Knowing a few others who have made this decision, I often wondered not the why like others may, but more the how they came to that eventual decision.  It scares me a little to spend too much time thinking about, something I need to keep under check.  But Rich, like too many, died from suicide.  He didn’t “commit suicide” as if it is a crime he should be punished for as I have no doubt he lived that reality every single day of his life to some degree.  The BIG and painful emotions are punishment enough, deserving to put an end to this hurtful and insulting phrasing of the decision he ultimately made.  I pray and hope he is now at peace, and truly living a life filled with joy and enthusiasm he so desperately deserved in this life.  We all do.  

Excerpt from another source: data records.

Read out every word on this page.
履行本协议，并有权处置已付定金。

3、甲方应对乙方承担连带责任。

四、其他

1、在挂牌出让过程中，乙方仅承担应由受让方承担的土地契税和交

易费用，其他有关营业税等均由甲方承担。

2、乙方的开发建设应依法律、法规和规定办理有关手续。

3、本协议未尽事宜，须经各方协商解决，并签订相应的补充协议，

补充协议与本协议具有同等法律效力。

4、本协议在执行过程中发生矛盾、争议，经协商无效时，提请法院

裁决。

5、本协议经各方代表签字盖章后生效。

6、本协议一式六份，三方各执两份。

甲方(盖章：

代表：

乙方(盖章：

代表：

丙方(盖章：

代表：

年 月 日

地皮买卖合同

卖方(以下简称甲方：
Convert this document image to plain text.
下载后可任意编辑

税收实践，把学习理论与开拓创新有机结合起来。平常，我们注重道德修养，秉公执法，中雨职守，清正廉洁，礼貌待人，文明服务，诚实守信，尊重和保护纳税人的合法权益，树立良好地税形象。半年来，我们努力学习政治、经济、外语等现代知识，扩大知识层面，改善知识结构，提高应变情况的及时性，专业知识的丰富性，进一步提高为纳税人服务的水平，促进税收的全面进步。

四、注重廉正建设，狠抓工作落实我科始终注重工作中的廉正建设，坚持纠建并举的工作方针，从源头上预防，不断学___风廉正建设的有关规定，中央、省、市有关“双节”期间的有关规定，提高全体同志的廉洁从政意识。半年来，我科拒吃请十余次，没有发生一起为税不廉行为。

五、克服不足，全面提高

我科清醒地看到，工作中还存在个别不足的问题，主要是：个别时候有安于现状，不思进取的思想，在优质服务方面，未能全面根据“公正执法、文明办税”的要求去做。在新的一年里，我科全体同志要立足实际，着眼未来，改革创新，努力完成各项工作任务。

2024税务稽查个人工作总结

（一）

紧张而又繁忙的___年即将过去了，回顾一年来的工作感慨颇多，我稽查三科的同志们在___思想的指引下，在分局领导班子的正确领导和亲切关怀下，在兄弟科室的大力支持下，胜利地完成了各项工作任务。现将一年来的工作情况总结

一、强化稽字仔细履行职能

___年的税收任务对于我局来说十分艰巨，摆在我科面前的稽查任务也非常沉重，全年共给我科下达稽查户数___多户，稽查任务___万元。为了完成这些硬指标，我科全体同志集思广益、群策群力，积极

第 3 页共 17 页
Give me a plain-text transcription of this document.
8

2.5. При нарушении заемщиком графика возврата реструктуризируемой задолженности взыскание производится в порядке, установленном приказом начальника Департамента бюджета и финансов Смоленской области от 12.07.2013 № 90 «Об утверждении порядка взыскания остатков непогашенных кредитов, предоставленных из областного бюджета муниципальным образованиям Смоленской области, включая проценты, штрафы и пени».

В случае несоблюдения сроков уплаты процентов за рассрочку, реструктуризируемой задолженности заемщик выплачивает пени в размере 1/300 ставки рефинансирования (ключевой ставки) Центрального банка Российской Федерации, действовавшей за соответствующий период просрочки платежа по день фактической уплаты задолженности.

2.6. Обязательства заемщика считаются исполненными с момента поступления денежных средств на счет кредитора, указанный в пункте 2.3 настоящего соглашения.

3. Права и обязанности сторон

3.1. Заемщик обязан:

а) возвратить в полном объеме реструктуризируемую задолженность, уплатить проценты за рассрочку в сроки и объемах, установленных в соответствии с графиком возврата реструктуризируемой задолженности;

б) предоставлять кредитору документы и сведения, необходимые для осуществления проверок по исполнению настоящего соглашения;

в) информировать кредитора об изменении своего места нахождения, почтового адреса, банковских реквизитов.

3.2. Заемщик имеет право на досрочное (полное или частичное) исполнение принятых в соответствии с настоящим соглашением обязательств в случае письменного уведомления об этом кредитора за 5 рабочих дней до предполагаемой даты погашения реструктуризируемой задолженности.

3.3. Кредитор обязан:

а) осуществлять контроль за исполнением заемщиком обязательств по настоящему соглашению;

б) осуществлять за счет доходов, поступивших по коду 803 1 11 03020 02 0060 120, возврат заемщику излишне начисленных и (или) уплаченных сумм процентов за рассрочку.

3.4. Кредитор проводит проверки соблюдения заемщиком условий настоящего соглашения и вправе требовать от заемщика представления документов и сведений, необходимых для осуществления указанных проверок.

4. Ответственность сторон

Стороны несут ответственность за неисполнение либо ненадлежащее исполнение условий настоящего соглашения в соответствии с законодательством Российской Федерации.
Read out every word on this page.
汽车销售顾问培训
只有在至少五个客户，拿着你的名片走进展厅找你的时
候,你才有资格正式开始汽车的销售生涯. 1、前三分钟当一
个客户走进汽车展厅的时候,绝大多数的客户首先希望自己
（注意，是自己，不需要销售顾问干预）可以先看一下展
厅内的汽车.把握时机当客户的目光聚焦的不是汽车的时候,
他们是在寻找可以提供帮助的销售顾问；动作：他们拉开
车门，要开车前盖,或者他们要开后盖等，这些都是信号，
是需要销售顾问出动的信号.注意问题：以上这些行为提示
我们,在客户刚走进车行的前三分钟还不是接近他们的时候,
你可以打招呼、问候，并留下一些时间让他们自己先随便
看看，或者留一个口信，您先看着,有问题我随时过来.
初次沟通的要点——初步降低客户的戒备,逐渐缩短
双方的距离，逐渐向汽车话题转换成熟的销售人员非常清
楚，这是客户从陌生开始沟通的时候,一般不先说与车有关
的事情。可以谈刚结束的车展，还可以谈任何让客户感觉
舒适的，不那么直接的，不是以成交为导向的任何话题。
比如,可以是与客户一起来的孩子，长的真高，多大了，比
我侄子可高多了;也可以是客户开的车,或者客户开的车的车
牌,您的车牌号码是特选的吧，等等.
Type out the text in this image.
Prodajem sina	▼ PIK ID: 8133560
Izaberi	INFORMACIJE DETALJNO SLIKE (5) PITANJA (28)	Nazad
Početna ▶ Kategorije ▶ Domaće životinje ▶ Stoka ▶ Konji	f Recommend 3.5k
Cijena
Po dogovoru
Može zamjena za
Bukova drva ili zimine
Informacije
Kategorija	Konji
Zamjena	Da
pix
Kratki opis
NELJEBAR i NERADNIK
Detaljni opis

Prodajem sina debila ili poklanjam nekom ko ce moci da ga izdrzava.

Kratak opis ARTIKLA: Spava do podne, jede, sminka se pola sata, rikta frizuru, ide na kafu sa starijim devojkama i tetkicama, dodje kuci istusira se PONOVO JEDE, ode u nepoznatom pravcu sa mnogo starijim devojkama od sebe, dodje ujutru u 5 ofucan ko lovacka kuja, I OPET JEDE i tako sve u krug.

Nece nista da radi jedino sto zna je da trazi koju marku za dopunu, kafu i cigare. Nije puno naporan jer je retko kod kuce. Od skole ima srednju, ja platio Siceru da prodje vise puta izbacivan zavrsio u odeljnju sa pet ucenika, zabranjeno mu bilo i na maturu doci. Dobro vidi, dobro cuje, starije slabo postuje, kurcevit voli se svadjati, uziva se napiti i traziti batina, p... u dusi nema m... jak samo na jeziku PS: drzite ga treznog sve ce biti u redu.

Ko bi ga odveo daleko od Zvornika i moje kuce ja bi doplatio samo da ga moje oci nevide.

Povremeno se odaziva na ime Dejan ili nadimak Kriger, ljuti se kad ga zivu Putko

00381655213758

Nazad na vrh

It isn’t that I am afraid to talk about my emotions or my inner-darkness.  Rather, I have learned I am “so much prettier” and “pleasant” when I am talking about light things and thus, keep most of my struggles inside.  Consciously, I know there is a huge danger in this practice, but also know that the world doesn’t want me to show up how I really am.  They want me to be fun, they want me to be light, they want me to be happy.  Imagine how that feels to know what you really feel is wrong, what you really feel no one really wants to hear about, what you really feel is painful and you are told it’s a choice and you could feel differently if only you tried a little more? 


I have traveled alone. I have run marathons.  I have publicly dipped my toe into blogging and writing and speaking about my own journey in hopes to help raise the consciousness of others and perhaps increase societal understanding and then perhaps compassion surrounding depression, but get stuck in the darkness loop when I realize this journey is one I will forever face alone.  


So yeah, I get it Rich.  I am so sorry our world doesn’t know what to do to help us live happier lives.  I have no doubt you tried it all!  And hope there is a day when the smile on my face isn’t forced, when I can talk about my struggles as a memory rather than my reality, and forever will be grateful for a world you were part of, connecting others who do this work, so one day we can be even more effective in helping others get to natural death, rather than hastening it along.  


Wishing us all peace and joy in this very complicated world.